(HealthDay News) — At age 6 years, regulatory T cells (Tregs) are decreased with farm exposure and increased among those with asthma, according to a study published in Allergy.
Noting that farm exposure protects against development of allergies early in life, Paul C. Schröder, PhD, from the University Children’s Hospital in Munich, and colleagues assessed Tregs longitudinally at 4.5 and 6 years in 111 children (56 farm and 55 reference children). Mononuclear cells were cultured unstimulated, with phorbol-12-myristate-13-acetate/ionomycin or lipopolysaccharide (LPS); they were stained for Tregs. Treg/Th1/Th2/Th17-associated cell marker mRNA expression was measured ex vivo. Parents answered detailed questionnaires assessing farm exposures and clinic phenotypes from birth to age 6.
The researchers observed a decrease in Treg percentage before and after stimulation and in FOXP3 mRNA expression ex vivo from age 4.5 to 6 years. Decreased LPS-stimulated Treg percentage was seen at age 6 years for high vs low farm-milk and animal-stable exposure (P=.045). There was a correlation for elevated LPS-stimulated Treg percentage at age 6 with increased risk of asthma (adjusted odds ratio, 11.29).
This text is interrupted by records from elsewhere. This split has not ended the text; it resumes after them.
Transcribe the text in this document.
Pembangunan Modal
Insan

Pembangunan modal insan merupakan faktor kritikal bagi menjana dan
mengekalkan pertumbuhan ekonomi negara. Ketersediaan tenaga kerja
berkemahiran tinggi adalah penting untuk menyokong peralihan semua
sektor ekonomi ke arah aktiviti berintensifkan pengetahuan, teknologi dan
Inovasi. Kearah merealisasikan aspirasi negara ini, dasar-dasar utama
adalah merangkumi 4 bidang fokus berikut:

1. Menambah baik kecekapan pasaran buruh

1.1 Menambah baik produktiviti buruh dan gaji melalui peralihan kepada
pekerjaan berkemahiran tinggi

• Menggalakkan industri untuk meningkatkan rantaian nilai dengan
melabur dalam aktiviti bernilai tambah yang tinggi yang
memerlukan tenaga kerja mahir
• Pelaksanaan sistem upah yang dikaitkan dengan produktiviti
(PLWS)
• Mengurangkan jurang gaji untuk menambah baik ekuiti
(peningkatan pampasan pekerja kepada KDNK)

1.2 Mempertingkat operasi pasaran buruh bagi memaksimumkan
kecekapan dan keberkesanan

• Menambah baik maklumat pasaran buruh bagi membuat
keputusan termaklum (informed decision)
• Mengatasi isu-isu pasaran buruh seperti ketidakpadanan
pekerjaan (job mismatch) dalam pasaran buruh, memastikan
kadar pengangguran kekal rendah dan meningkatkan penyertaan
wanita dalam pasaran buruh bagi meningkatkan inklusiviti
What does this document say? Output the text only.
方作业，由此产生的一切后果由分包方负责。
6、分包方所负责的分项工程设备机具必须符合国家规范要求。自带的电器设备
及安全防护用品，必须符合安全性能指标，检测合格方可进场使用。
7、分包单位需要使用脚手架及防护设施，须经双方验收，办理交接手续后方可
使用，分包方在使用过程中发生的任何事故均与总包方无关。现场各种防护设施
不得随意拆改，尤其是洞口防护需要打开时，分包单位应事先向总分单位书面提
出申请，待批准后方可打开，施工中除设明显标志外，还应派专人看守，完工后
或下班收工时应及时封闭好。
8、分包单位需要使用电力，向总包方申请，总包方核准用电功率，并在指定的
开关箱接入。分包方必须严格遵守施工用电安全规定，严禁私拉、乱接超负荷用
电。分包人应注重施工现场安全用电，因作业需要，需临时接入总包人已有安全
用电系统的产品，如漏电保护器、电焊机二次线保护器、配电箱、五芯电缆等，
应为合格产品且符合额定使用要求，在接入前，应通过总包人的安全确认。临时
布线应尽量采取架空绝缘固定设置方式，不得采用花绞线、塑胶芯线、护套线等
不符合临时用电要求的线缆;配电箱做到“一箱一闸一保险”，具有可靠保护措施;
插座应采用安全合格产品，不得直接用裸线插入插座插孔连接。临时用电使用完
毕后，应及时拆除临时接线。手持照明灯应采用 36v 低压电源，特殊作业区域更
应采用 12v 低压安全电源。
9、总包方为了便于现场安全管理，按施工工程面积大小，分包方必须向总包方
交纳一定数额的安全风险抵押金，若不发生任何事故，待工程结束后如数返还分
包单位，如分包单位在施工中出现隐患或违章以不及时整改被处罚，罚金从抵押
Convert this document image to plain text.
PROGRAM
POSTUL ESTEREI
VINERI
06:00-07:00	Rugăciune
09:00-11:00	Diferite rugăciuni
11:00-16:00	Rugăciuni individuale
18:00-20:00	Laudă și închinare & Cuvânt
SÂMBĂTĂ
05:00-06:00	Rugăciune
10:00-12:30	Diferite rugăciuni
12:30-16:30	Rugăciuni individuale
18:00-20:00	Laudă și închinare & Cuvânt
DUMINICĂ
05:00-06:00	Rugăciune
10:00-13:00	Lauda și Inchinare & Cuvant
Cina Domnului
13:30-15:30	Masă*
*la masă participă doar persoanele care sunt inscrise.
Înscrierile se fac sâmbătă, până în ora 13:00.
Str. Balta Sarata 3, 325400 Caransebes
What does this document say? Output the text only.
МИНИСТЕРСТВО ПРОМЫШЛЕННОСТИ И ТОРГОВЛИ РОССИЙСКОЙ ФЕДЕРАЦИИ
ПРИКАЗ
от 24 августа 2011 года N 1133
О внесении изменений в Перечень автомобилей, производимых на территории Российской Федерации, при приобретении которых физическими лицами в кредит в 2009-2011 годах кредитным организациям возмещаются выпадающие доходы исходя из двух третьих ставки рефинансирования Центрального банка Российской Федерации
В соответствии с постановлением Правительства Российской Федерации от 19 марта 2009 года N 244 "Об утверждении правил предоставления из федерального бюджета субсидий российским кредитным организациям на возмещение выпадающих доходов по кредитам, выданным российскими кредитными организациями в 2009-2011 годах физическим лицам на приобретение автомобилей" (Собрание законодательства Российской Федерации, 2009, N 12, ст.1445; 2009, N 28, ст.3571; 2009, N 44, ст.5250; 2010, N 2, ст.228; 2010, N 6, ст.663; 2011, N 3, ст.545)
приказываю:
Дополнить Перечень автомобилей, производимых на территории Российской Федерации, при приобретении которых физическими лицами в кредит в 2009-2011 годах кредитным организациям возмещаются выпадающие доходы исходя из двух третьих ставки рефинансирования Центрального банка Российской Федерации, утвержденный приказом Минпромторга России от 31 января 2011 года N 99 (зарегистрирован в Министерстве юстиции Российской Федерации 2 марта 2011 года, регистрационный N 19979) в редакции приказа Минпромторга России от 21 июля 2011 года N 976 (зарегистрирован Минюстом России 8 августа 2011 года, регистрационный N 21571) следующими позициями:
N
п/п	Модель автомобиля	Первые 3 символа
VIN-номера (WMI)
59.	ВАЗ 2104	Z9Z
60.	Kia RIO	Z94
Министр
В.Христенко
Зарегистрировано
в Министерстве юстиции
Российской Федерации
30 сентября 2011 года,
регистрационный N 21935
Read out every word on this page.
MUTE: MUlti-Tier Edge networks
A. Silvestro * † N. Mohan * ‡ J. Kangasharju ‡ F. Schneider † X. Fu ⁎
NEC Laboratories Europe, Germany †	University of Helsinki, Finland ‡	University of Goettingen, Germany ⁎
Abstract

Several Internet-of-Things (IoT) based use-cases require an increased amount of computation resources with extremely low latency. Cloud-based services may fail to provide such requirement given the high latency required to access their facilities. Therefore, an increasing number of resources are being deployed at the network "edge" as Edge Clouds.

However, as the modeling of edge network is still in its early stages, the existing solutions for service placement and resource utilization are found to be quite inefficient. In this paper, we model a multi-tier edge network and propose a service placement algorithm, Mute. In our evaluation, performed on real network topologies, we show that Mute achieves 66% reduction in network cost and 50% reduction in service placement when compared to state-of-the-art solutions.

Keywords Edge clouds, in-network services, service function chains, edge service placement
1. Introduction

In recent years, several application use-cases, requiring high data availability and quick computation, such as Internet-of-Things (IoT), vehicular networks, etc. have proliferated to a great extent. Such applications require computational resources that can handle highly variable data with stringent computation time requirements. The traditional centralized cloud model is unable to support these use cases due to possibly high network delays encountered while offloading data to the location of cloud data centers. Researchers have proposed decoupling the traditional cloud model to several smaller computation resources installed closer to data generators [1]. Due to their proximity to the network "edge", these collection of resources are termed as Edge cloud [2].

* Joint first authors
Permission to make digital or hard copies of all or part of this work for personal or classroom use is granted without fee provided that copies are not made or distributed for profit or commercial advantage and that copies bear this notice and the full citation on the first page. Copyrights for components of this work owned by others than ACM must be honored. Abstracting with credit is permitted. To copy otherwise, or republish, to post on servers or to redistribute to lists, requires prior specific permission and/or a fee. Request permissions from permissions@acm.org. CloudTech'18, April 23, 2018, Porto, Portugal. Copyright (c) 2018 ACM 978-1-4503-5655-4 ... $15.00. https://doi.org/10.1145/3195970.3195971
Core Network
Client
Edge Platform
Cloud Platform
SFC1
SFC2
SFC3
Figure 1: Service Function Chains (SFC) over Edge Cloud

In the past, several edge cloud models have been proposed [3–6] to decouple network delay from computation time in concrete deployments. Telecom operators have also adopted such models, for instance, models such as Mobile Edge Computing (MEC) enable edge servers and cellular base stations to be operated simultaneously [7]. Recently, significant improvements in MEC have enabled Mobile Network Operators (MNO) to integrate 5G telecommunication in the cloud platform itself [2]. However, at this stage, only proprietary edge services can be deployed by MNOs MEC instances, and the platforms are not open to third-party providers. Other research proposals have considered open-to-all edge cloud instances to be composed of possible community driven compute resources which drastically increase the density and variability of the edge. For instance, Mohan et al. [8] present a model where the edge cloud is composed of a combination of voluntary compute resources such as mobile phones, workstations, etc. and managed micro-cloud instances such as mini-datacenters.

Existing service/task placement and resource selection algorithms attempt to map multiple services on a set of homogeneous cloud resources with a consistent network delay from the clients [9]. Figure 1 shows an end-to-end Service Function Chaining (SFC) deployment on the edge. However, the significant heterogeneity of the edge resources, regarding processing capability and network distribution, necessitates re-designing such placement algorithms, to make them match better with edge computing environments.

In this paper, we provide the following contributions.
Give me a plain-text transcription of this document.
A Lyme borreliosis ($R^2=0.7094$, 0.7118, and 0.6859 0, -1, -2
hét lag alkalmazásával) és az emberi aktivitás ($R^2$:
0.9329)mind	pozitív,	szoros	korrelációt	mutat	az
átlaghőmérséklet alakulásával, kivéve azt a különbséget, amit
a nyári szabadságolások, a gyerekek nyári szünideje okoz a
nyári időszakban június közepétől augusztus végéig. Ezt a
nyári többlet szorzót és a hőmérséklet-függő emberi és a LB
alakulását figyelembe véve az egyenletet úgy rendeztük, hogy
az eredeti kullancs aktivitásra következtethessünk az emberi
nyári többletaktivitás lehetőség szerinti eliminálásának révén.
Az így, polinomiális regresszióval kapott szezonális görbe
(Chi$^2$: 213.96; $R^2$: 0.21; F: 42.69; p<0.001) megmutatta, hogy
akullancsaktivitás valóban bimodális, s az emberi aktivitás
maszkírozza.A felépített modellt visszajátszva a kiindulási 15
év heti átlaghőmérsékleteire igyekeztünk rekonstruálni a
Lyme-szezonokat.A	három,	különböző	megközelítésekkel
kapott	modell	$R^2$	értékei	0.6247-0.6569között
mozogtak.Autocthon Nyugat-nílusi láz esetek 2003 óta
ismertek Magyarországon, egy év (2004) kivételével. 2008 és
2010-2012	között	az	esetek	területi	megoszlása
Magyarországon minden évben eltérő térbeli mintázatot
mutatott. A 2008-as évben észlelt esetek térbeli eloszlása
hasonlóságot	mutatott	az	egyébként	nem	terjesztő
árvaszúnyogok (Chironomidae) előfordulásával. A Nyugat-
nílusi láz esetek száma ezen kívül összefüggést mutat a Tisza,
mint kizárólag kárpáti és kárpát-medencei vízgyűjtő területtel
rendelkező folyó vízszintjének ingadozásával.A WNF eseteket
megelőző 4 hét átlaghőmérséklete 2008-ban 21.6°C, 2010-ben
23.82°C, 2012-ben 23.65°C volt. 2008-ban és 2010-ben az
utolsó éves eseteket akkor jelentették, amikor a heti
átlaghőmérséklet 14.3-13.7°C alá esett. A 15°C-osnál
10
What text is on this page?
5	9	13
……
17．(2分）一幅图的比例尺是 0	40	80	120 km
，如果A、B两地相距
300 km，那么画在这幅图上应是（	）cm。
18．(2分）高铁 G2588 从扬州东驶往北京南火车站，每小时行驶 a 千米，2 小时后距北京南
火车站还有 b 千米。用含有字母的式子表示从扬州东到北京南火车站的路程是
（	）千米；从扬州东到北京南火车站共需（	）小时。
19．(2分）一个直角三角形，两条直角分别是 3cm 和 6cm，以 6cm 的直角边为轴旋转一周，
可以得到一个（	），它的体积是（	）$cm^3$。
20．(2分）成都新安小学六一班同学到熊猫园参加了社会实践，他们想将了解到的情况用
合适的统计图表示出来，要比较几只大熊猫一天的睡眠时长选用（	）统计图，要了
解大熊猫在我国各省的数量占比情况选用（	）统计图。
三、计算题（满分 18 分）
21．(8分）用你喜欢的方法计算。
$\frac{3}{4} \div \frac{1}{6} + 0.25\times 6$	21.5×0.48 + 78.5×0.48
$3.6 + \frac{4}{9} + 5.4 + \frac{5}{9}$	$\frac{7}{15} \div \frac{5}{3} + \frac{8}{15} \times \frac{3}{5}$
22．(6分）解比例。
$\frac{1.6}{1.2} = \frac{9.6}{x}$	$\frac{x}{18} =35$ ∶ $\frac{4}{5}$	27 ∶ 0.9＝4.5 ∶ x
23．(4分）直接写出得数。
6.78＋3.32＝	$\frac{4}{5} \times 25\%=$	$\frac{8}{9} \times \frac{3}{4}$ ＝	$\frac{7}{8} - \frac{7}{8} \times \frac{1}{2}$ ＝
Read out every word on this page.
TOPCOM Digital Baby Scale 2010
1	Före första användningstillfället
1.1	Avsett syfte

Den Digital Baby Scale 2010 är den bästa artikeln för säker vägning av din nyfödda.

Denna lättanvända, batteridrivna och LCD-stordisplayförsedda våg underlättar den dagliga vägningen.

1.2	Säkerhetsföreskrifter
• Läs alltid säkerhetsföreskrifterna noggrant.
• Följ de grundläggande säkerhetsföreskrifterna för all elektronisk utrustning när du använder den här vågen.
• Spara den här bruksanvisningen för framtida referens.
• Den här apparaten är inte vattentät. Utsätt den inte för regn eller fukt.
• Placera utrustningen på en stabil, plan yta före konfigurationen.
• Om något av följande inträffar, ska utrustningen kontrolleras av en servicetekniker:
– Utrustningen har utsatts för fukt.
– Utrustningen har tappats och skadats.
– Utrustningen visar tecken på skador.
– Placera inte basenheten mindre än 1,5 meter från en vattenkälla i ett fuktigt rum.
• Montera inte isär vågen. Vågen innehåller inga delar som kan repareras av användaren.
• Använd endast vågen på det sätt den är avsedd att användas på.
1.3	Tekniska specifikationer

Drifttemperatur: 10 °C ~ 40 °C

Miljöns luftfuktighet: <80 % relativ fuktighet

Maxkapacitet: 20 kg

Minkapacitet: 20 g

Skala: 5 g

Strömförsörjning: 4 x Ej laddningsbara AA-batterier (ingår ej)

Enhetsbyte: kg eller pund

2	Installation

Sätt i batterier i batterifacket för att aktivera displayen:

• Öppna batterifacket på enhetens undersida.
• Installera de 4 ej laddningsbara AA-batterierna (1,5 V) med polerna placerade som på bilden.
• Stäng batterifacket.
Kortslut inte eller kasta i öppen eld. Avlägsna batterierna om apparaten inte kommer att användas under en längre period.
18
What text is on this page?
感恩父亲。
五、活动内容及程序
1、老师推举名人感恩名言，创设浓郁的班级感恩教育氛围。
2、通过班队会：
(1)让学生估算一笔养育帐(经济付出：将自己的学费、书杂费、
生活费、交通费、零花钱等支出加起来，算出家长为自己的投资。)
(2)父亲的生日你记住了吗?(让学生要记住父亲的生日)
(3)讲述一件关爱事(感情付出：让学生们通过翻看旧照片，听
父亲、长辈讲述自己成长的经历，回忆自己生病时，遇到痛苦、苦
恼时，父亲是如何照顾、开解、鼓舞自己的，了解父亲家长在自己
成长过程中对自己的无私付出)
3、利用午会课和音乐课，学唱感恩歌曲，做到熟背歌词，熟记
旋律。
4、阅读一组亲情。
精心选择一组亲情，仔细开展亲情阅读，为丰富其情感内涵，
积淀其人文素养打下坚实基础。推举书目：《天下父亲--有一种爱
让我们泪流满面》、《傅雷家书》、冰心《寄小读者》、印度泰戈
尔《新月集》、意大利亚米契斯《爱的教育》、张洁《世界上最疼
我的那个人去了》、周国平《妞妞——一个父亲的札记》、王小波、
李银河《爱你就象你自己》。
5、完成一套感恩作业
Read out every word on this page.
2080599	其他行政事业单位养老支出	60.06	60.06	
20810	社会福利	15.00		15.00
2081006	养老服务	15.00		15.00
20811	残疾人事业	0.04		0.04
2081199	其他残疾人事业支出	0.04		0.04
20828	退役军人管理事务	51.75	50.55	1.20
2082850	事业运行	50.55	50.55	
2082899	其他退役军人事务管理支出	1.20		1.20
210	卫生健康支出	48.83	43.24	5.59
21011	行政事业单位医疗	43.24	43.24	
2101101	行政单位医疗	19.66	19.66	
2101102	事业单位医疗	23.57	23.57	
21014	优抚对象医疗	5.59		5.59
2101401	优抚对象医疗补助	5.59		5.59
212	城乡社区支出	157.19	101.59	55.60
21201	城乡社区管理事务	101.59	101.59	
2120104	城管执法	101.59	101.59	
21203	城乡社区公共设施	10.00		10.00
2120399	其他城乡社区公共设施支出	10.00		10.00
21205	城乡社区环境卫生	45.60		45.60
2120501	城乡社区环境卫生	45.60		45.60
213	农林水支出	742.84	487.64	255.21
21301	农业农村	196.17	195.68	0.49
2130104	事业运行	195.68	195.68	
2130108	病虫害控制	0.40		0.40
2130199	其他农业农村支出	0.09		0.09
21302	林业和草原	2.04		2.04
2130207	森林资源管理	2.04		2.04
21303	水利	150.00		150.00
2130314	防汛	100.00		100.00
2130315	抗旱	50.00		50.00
Less efficient suppression of interferon gamma and interleukin-9 were seen for Tregs from asthmatics vs non-asthmatics. Between 4.5 and 6 years there was a decrease in mRNA expression of Th1/Th2/Th17-associated cell markers (P<.001).
“This immunological switch defines a critical ‘time-window’ for Treg-mediated asthma protection via environmental exposure before age 6 years,” the authors write.
Several authors disclosed financial ties to the pharmaceutical industry.
- Schroder PC, Illi S, Casaca VI, et al. A switch in regulatory cells through farm-exposure during immune maturation in childhood. Allergy. 2016; doi: 10.1111/all.13069.